PromessesL’actuel ministre de la Santé a, dès sa prise de fonction, promis publiquement de réduire, considérablement, les évacuations de malades vers les pays étrangers, en dotant les structures nationales de tout ce qu’il faut, pour traiter, au pays, les citoyens, dans les mêmes conditions qu’ailleurs. Avant lui, le président Mohamed Ould Abdel Aziz avait dit pratiquement la même chose, lors de sa visite au CHN auquel il avait promis, dans une de ses improvisations légendaires, un scanner. Inopinément, le président des pauvres a revisité l’établissement, lors de la fête de la fin du Ramadan. Rien n’a, visiblement, changé. Les mêmes problèmes demeurent. Les malades continuent de voyager pour se soigner. Dans certains pays, comme le Maroc, leurs agissements écornent l’image du pays. Certains préfèrent aller chez les charlatans ou se résignent à traîner leur maladie, en attendant le rendez-vous, imparable, de la mort.

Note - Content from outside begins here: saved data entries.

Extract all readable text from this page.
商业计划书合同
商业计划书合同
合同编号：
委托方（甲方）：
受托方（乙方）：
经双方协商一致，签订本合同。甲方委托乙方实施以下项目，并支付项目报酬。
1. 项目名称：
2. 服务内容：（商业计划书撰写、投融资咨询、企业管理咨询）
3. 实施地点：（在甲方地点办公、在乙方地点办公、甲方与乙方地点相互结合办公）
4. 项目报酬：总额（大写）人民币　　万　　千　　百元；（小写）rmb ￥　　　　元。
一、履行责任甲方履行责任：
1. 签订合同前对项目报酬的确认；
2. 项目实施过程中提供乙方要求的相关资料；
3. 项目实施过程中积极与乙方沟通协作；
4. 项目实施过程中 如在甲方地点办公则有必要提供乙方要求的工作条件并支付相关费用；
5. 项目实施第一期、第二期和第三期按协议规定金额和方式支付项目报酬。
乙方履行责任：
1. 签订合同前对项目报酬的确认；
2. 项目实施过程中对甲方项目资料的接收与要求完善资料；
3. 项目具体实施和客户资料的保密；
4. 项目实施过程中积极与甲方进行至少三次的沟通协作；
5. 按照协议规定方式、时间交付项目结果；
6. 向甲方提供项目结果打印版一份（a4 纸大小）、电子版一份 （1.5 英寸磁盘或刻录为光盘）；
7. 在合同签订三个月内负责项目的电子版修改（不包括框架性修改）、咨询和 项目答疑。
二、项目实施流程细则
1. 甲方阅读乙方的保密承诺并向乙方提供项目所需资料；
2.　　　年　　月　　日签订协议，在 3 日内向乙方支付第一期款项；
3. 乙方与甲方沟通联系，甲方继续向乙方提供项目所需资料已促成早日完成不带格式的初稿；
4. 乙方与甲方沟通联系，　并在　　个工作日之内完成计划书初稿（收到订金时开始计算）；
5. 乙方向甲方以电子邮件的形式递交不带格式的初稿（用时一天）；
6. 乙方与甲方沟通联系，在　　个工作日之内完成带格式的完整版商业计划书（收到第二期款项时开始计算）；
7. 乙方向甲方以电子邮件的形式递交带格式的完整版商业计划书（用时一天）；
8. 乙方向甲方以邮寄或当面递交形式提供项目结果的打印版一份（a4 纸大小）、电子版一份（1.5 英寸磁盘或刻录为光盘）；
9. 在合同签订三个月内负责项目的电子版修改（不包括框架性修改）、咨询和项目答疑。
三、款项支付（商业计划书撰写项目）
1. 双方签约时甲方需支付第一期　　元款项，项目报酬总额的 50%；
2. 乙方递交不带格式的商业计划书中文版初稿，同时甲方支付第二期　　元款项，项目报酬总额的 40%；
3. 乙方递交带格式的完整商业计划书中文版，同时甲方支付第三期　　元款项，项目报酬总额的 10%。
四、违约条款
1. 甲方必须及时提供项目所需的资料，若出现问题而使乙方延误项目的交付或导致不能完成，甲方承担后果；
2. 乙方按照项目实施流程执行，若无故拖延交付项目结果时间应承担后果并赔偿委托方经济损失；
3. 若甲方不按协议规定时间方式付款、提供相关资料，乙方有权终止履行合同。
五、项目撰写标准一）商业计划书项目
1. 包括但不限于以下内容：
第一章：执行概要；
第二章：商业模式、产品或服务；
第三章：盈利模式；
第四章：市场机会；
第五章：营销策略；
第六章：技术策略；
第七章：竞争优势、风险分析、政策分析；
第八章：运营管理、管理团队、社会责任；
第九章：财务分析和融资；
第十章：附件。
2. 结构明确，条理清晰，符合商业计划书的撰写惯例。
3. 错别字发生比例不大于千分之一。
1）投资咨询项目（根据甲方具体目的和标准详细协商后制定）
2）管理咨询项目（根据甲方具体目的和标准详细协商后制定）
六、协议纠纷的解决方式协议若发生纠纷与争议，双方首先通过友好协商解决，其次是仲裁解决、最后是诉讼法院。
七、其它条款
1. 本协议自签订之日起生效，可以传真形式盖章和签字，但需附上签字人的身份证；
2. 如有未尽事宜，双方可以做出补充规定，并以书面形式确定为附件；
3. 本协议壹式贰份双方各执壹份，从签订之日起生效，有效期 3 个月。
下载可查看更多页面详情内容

L’euphorie des premiers jours, engendrée par des promesses peu objectives, a cédé le pas à la dure réalité. La question de la santé publique, comme celle de l’éducation, est un problème trop sérieux pour s’accommoder de l’improvisation et de la démagogie. La question requiert beaucoup de courage, une grande dose de responsabilité et une admirable détermination. On dit, souvent, que c’est l’hôpital qui se fout de la charité. En Mauritanie, ce sont le CHN, le ministre et le président qui se foutent des citoyens.